Eiskratzen gehört derzeit morgens zu den Startvorbereitungen der Laternenparker Wer aber nur ein kleines Guckloch auf der Scheibe, wie auf unserem Bild, freischabt, darf nicht losfahren
Eiskratzen gehört derzeit morgens zu den Startvorbereitungen der Laternenparker Wer aber nur ein kleines Guckloch auf der Scheibe, wie auf unserem Bild, freischabt, darf nicht losfahren FOTO: daewoo
Merzig-Wadern.

() Wer Schnee und Eis nicht von seinem Auto entfernt, riskiert empfindliche Strafen sowie im Falle eines Verkehrsunfalles Regressforderungen der Versicherung. Darauf weist die Polizeiinspektion Nordsaarland hin.  Sie zitiert Paragraph 23 der Straßenverkehrsordnung (StVO), in dem die „sonstigen Pflichten des Fahrzeugführers“ aufgeführt sind. Unter anderem heißt es dort, dass jeder Fahrer dafür verantwortlich ist, dass die Sicht durch den Zustand des Fahrzeuges nicht beeinträchtigt wird. Dazu zählt auch, dass jeder die im Winter zugefrorenen Fahrzeugscheiben vollständig zu enteisen hat, bevor er losfährt. Auch das Entfernen von Schnee vom Dach, der Motorhaube sowie der Scheinwerfer der Fahrzeuge ist demnach Pflicht und zwingend nötig, um die Sicherheit im Verkehr zu gewährleisten.

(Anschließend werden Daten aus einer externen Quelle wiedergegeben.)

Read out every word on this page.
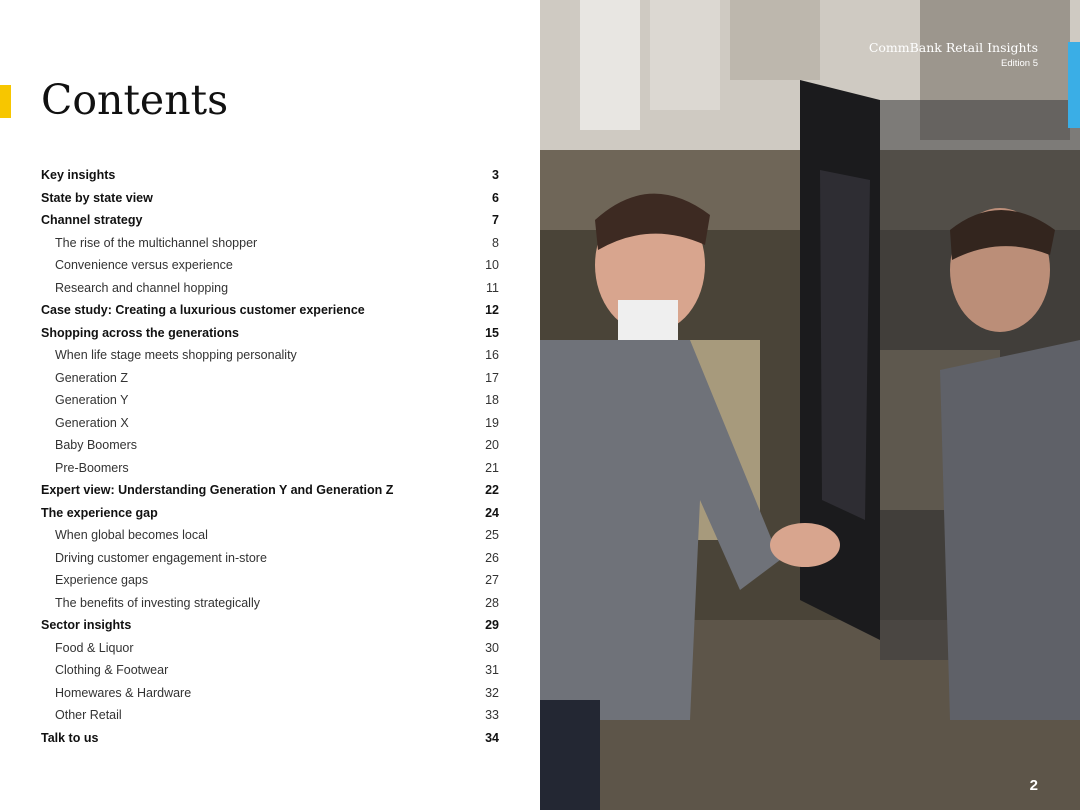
Contents
Key insights	3
State by state view	6
Channel strategy	7
The rise of the multichannel shopper	8
Convenience versus experience	10
Research and channel hopping	11
Case study: Creating a luxurious customer experience	12
Shopping across the generations	15
When life stage meets shopping personality	16
Generation Z	17
Generation Y	18
Generation X	19
Baby Boomers	20
Pre-Boomers	21
Expert view: Understanding Generation Y and Generation Z	22
The experience gap	24
When global becomes local	25
Driving customer engagement in-store	26
Experience gaps	27
The benefits of investing strategically	28
Sector insights	29
Food & Liquor	30
Clothing & Footwear	31
Homewares & Hardware	32
Other Retail	33
Talk to us	34
CommBank Retail Insights
Edition 5
2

Wer dennoch fährt, während seine Scheibe komplett mit Eis und Schnee bedeckt isdt, fährt so gut wie blind und gefährdet damit sich und andere Verkehrsteilnehmer, sagt die Polizei. Daher sollten alle Scheiben sowie die Außenspiegel vor Fahrtantritt vollständig vom Eis befreit werden. Um vereisten Scheiben vorzubeugen, hilft es oft schon, dicht an einer Wand zu parken, da eisige Winde die Scheiben so weniger erreichen. Im Fachhandel bekommt man Abdeckplanen oder Eisfolien, die man über das Auto, bzw. über die Scheibe legen kann.